Le champignon pathogène Cryphonectria parasitica (anciennement Endothia parasitica ) fait partie des Ascomycota (champignons à sac). Ce champignon nécrotrophe est originaire d'Asie de l'Est et d'Asie du Sud-Est et a été introduit en Europe et en Amérique du Nord au début des années 1900. Des souches du champignon se sont propagées plus ou moins rapidement et ont causé des pertes d'arbres importantes dans les deux régions. Les souches du champignon peuvent être plus ou moins virulentes.
Aperçu
Cryphonectria parasitica est un champignon parasite des châtaigniers . Cette maladie est connue sous le nom de chancre du châtaignier . Présente naturellement en Asie du Sud-Est, des introductions accidentelles ont conduit à des populations invasives de C. parasitica en Amérique du Nord et en Europe. Dans la première moitié du XXe siècle, la maladie fongique a eu un impact économique et social dévastateur sur les communautés de l'est des États-Unis. Elle a tué environ quatre milliards d'arbres ; ou, selon un autre décompte, 3,5 milliards d'arbres jusqu'en 2013. Des impacts moins graves se sont produits en Europe en raison de l'hypovirulence généralisée induite par le CHV1 . Le CHV1 est l'un des deux agents pathogènes viraux au moins qui affaiblissent le champignon par hypovirulence et aident les arbres à survivre à une infection par chancre.
Le châtaignier d'Amérique ( Castanea dentata ) et le châtaignier d'Amérique ( Castanea pumila ) sont très sensibles au chancre du châtaignier. Le châtaignier d'Europe ( Castanea sativa ) est également sensible, mais en raison de l'hypovirulence généralisée du CHV1, la mort des arbres induite par le chancre est moins fréquente. Le champignon peut infecter d'autres espèces d'arbres comme les chênes , les érables rouges , les sumacs vinaigriers et les caryers ovales . Une fois infectés, l'écorce de ces arbres présente également des chancres orange, mais peut ne pas mourir. Le pathogène peut persister dans ces arbres, produisant des spores qui peuvent infecter d'autres arbres.
Les souches fongiques se propagent par des ascospores transportées par le vent et, sur une distance plus courte, par des conidies distribuées par l'action des éclaboussures de pluie. L'infection peut être localisée, de sorte que certains châtaigniers américains isolés survivent là où il n'y a pas d'autre arbre infecté dans un rayon de 10 km (6,2 mi). Les organismes du sol au niveau du collet et du système racinaire du châtaignier sont antagonistes du champignon. Les racines des châtaigniers sont résistantes aux infections du mildiou. Par conséquent, un grand nombre de petits châtaigniers américains existent encore sous forme de pousses poussant à partir des bases racinaires existantes. Cependant, ces pousses repoussées atteignent rarement le stade de reproduction sexuelle avant que la croissance au-dessus du sol ne soit à nouveau ceinturée par le champignon. Les souches fongiques ont initialement infecté le châtaignier chinois ( Ca. mollissima ) et le châtaignier japonais ( Ca. crenata ). Ces deux espèces ont co-évolué avec le pathogène, ce qui les rend plus ou moins résistantes à ses effets néfastes.
Histoire

Infections en Amérique du Nord
En 1904, la brûlure du châtaignier a été introduite accidentellement en Amérique du Nord. Cryphonectria parasitica a été introduite aux États-Unis depuis l' Asie de l'Est via l'importation de châtaigniers japonais . Ces importations étaient motivées par des objectifs de sélection commerciale. , L'infection des châtaigniers américains par C. parasitica est apparue simultanément dans de nombreux endroits de la côte Est, très probablement à partir de châtaigniers japonais, qui étaient devenus des importations populaires.

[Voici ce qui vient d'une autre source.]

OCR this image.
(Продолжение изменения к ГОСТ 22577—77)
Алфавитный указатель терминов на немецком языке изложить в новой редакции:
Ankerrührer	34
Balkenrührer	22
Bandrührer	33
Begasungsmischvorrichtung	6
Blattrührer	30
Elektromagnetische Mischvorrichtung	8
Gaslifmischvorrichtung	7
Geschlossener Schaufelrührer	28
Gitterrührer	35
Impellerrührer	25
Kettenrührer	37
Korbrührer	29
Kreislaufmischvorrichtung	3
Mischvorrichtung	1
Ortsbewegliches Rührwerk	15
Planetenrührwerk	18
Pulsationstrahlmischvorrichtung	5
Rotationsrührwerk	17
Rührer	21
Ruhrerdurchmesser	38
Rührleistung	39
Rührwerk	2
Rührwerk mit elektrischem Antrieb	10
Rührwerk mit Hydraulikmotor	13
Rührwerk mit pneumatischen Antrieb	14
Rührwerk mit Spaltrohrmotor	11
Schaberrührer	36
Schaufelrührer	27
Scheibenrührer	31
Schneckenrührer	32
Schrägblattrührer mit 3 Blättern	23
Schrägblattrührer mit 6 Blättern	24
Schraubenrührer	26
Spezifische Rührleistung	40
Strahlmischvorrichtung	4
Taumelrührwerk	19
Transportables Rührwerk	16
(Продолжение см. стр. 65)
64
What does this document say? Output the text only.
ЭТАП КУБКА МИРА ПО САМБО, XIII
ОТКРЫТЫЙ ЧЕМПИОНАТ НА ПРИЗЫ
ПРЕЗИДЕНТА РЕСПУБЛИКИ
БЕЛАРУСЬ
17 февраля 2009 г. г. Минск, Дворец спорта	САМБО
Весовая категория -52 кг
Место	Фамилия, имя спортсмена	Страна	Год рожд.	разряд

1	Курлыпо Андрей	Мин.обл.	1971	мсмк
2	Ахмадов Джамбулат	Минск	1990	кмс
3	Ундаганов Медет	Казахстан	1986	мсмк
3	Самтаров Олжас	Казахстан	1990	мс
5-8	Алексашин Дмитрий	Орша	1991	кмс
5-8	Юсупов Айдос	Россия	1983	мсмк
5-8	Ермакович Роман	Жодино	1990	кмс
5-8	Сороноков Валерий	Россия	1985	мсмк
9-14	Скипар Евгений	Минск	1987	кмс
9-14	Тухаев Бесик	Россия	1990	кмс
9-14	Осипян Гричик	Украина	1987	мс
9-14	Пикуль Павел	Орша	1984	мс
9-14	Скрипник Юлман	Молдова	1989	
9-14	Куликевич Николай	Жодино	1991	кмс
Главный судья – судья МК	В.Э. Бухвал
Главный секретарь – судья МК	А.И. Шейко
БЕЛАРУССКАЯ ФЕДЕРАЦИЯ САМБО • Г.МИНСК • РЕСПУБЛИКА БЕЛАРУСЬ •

Herman W. Merkel, forestier au jardin zoologique de New York (zoo du Bronx), fut le premier à trouver des châtaigniers infectés sur le terrain du zoo. En 1905, le mycologue américain William Murrill isola et décrivit le champignon responsable (qu'il nomma Diaporthe parasitica ) et démontra par inoculation à des plantes saines que le champignon était à l'origine de la maladie. En 1940, la plupart des châtaigniers américains matures étaient atteints par la maladie. Il fallut environ 40 ans pour dévaster la population de près de quatre milliards de châtaigniers américains en Amérique du Nord. Il ne restait que quelques touffes d'arbres non infectés dans le Michigan , le Wisconsin et le Nord-Ouest Pacifique .
Les châtaigniers japonais et chinois peuvent résister à une infection par C. parasitica . En raison de la maladie, le bois de châtaignier américain a presque disparu du marché pendant des décennies, bien qu'il puisse encore être obtenu sous forme de bois de récupération .
On estime que dans certains endroits, comme les Appalaches , un feuillu sur quatre était un châtaignier d'Amérique. Les arbres matures poussaient souvent droits et sans branches sur 15 mètres et pouvaient atteindre 30 mètres de haut avec un diamètre de tronc de 4 mètres à quelques mètres au-dessus du sol. Le bois brun rougeâtre était léger, tendre, facile à fendre, très résistant à la pourriture et ne se déformait ni ne rétrécissait. Pendant trois siècles, de nombreuses granges et maisons près des Appalaches étaient fabriquées en châtaignier d'Amérique. Son bois à grain droit était idéal pour la construction de meubles et de cercueils. L'écorce et le bois étaient riches en acide tannique, qui fournissait des tanins utilisés dans le tannage du cuir.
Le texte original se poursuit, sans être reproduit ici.